Equation	Symbols	SI Units	Status
$p = mv$	$p$: momentum, $m$: mass, $v$: velocity	$\text{kg m s}^{-1}$, $\text{kg}$, $\text{m s}^{-1}$	Memorise
$F = \frac{\Delta p}{\Delta t}$	$F$: resultant force, $\Delta p$: change in momentum, $\Delta t$: time	$\text{N}$, $\text{kg m s}^{-1}$, $\text{s}$	Memorise
$F = ma$	$F$: resultant force, $m$: mass, $a$: acceleration	$\text{N}$, $\text{kg}$, $\text{m s}^{-2}$	Data Sheet
$W = mg$	$W$: weight, $m$: mass, $g$: acceleration of free fall	$\text{N}$, $\text{kg}$, $\text{m s}^{-2}$	Memorise

Common Mistakes to Avoid

❌ Wrong: Forgetting that momentum is a vector.
- ✓ Right: Always assign a positive and negative direction. If an object reverses, the change in velocity is the sum of the speeds ($v - (-u) = v + u$).

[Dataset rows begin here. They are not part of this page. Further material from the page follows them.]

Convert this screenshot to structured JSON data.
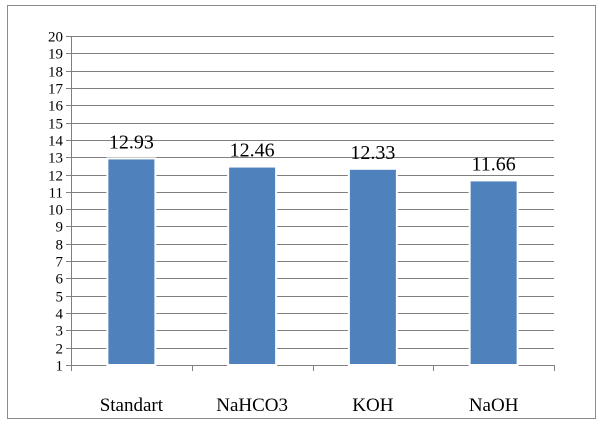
{
  "chart_data": {
    "type": "bar",
    "title": "",
    "xlabel": "",
    "ylabel": "",
    "categories": [
      "Standart",
      "NaHCO3",
      "KOH",
      "NaOH"
    ],
    "values": [
      12.93,
      12.46,
      12.33,
      11.66
    ],
    "data_labels": [
      "12.93",
      "12.46",
      "12.33",
      "11.66"
    ],
    "ylim": [
      1,
      20
    ],
    "yticks": [
      1,
      2,
      3,
      4,
      5,
      6,
      7,
      8,
      9,
      10,
      11,
      12,
      13,
      14,
      15,
      16,
      17,
      18,
      19,
      20
    ],
    "grid": true,
    "legend": "none",
    "colors": {
      "bar_fill": "#4f81bd",
      "bar_edge": "#ffffff",
      "grid": "#7f7f7f",
      "axis": "#7f7f7f"
    }
  }
}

❌ Wrong: Stating $F=ma$ is Newton's Second Law.
- ✓ Right: $F = \frac{\Delta p}{\Delta t}$ is the law. $F=ma$ is a special case derived from it, valid only when mass is constant.

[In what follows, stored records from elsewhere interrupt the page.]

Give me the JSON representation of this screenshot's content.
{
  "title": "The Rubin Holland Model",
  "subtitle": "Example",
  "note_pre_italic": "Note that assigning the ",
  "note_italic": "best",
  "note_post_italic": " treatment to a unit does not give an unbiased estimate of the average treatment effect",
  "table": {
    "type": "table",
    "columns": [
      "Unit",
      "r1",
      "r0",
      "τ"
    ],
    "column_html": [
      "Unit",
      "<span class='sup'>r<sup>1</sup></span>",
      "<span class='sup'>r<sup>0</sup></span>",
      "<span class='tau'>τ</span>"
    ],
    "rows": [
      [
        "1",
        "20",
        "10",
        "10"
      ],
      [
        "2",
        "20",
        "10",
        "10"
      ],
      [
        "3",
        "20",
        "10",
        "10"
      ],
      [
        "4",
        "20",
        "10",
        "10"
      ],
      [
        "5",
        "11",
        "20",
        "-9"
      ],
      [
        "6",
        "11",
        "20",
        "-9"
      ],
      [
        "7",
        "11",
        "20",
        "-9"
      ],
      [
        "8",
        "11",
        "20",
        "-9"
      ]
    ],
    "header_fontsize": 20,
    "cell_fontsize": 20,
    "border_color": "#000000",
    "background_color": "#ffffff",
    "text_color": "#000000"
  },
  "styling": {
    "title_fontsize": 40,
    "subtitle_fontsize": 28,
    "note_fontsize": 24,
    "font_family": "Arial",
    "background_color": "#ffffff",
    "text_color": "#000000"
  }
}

❌ Wrong: Confusing mass and weight in $F=ma$.
- ✓ Right: Mass ($m$) is used in the formula. If you are given weight, you must divide by $9.81$ to find the mass before calculating acceleration.

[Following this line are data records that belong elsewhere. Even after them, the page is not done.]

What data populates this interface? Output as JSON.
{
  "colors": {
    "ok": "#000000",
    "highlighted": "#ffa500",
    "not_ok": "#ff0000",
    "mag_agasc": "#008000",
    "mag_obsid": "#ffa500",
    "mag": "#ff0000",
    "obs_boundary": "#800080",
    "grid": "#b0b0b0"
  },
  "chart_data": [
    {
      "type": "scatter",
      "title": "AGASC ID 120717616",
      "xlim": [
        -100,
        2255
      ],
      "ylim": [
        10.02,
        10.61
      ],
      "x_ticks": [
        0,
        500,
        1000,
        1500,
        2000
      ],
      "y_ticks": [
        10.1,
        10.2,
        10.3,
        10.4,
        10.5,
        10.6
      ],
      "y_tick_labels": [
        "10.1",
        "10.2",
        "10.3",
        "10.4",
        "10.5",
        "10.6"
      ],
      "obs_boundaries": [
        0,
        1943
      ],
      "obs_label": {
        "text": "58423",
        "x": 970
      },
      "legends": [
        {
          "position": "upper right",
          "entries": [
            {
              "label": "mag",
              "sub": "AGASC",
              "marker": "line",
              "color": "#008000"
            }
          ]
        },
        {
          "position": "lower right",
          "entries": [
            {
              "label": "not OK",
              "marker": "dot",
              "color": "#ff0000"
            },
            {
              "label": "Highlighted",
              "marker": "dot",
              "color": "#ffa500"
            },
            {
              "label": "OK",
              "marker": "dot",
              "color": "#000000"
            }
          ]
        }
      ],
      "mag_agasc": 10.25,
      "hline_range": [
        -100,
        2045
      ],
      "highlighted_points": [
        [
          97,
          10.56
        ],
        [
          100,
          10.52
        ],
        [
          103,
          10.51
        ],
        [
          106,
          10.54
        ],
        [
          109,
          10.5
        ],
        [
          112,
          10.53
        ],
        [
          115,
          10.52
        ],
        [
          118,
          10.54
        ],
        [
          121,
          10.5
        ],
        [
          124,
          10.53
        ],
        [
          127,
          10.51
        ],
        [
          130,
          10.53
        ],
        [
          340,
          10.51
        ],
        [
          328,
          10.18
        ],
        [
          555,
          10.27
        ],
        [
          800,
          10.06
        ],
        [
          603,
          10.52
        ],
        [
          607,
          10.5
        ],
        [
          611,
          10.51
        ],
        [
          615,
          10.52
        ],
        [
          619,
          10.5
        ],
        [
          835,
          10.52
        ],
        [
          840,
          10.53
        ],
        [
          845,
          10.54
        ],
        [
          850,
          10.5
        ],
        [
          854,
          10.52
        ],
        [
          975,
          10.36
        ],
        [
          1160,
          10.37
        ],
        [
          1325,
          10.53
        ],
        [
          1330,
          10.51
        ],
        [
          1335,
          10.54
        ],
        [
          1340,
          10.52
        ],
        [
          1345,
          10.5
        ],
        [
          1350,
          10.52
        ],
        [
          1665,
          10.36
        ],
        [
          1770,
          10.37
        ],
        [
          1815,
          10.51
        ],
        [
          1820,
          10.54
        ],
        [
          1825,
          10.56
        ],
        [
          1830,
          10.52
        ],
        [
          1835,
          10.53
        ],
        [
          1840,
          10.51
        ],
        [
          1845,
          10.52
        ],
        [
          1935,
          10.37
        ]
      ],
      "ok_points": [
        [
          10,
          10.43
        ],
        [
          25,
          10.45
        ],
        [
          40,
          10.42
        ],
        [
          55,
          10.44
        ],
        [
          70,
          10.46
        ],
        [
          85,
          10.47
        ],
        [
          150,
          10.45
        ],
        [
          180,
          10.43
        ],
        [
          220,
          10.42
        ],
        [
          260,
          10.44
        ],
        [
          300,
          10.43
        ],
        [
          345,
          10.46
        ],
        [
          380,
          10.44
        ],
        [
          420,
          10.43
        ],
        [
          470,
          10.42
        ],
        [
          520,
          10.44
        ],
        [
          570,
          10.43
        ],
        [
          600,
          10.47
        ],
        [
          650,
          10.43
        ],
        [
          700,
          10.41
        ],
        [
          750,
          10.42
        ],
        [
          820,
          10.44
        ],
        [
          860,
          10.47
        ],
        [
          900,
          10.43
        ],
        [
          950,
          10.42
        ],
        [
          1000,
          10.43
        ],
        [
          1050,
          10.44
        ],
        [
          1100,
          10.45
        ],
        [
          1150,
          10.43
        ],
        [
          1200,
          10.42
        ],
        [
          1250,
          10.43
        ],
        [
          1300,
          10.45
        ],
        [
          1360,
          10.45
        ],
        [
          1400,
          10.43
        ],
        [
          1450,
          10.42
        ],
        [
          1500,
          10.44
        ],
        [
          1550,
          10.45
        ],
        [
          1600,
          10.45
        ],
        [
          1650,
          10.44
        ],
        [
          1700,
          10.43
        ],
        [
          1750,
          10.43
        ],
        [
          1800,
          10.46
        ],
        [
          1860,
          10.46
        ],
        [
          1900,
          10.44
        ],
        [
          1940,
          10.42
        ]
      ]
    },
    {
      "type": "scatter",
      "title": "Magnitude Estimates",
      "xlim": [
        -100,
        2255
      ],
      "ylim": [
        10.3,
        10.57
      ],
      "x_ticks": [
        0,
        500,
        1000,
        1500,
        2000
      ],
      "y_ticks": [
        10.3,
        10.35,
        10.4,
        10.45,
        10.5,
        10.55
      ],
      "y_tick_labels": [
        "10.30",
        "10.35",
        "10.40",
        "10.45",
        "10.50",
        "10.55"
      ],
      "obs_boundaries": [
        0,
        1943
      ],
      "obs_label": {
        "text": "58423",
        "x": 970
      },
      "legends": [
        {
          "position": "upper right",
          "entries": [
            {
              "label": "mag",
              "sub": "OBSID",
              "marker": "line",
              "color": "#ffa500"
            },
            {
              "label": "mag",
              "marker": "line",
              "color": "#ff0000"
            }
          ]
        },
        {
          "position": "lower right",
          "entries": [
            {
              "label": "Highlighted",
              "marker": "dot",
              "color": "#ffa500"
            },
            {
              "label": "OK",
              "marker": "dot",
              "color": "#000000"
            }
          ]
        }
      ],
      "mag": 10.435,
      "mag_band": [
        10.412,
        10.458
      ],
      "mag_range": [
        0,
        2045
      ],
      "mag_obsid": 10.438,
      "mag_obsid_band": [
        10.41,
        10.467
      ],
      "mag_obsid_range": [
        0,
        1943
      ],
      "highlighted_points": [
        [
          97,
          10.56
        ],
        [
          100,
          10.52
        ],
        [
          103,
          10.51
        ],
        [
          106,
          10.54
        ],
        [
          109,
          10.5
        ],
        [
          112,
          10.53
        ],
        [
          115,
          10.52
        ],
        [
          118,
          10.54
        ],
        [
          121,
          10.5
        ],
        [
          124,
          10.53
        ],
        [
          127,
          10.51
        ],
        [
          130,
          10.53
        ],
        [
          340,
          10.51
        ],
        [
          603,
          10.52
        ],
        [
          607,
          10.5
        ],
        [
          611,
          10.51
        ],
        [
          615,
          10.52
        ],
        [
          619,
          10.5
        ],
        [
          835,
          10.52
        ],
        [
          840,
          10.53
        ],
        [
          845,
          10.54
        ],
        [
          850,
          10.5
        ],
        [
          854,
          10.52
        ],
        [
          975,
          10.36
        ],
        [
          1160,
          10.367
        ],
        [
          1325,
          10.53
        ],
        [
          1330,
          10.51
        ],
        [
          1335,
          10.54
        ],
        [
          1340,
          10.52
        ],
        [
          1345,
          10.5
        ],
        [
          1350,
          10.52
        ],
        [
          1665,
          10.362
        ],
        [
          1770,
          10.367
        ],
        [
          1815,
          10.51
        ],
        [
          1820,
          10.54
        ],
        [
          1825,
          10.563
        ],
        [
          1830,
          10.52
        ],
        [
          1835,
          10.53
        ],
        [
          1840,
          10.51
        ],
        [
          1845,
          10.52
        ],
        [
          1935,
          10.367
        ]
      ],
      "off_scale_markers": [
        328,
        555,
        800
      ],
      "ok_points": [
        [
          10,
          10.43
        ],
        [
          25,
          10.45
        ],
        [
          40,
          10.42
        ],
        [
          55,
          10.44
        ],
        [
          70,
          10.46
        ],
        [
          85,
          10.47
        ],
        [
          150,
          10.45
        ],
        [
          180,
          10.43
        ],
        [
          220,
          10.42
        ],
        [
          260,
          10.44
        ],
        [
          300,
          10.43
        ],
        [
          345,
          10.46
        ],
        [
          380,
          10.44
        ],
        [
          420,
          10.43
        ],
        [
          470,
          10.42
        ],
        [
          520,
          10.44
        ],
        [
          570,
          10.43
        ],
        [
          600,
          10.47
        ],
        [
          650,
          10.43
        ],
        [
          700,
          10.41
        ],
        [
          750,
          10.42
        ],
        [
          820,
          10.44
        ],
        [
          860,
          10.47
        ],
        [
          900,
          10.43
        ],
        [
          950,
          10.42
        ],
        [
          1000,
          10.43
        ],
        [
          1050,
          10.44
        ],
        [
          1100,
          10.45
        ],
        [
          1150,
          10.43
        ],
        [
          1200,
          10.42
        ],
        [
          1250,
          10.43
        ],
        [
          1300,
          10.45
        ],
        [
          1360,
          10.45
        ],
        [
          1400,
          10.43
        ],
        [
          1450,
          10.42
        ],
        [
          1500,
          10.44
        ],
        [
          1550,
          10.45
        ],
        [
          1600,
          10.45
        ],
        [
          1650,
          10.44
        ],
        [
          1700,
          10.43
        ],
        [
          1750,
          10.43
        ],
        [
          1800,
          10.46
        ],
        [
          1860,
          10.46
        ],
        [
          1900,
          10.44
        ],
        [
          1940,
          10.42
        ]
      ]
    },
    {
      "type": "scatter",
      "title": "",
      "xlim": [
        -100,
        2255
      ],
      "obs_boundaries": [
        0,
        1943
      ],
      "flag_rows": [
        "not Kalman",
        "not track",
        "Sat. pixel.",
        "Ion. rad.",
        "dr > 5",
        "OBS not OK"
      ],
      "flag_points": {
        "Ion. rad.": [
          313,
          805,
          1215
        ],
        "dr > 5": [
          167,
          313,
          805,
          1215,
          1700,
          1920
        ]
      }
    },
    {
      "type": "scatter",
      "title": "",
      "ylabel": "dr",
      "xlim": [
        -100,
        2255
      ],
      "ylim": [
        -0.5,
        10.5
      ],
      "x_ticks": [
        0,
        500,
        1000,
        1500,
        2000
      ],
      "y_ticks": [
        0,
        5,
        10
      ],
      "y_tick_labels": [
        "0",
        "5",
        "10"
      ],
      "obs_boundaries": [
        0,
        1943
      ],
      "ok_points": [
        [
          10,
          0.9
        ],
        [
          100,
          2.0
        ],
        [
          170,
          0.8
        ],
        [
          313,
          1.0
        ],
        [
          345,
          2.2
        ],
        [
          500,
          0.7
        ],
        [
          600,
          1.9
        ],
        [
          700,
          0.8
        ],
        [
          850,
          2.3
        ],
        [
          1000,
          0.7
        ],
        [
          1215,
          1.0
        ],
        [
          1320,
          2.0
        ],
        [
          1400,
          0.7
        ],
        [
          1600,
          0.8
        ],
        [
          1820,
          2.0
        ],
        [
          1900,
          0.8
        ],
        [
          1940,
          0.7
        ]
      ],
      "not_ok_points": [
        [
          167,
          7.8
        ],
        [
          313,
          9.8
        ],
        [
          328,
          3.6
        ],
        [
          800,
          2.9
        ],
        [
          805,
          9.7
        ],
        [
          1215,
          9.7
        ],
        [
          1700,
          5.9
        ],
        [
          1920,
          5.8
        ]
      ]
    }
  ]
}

❌ Wrong: Thinking N3L pairs act on the same object and cancel out.
- ✓ Right: N3L forces act on different objects. They can never cancel each other out. Only forces acting on the same object (resultant force) determine its acceleration.
❌ Wrong: Ignoring weight in vertical motion problems.
- ✓ Right: For a rising rocket, the resultant force is $(\text{Thrust} - \text{Weight})$. For a falling object with air resistance, it is $(\text{Weight} - \text{Drag})$.

Exam Tips

The "Constant Mass" Condition: If asked when $F=ma$ is applicable, the required answer is "when mass is constant." This is a frequent 1-mark question.
Force-Time Graphs: The area under a Force-time graph represents the change in momentum (also known as Impulse).
Significant Figures: Always use $g = 9.81 \text{ m s}^{-2}$. Since this is 3 s.f., your final answers should generally be given to 2 or 3 s.f. Never provide more than the data allows.
Defining the System: In N3L questions, use the template: "The force of [Object A] on [Object B] is equal and opposite to the force of [Object B] on [Object A]."
Vector Diagrams: If forces are not collinear (e.g., a block on a slope), you must resolve forces into components (usually parallel and perpendicular to the plane) before applying $F=ma$.
Units: Remember that $1 \text{ N} = 1 \text{ kg m s}^{-2}$. Checking base units is a great way to verify if your derived equation is correct.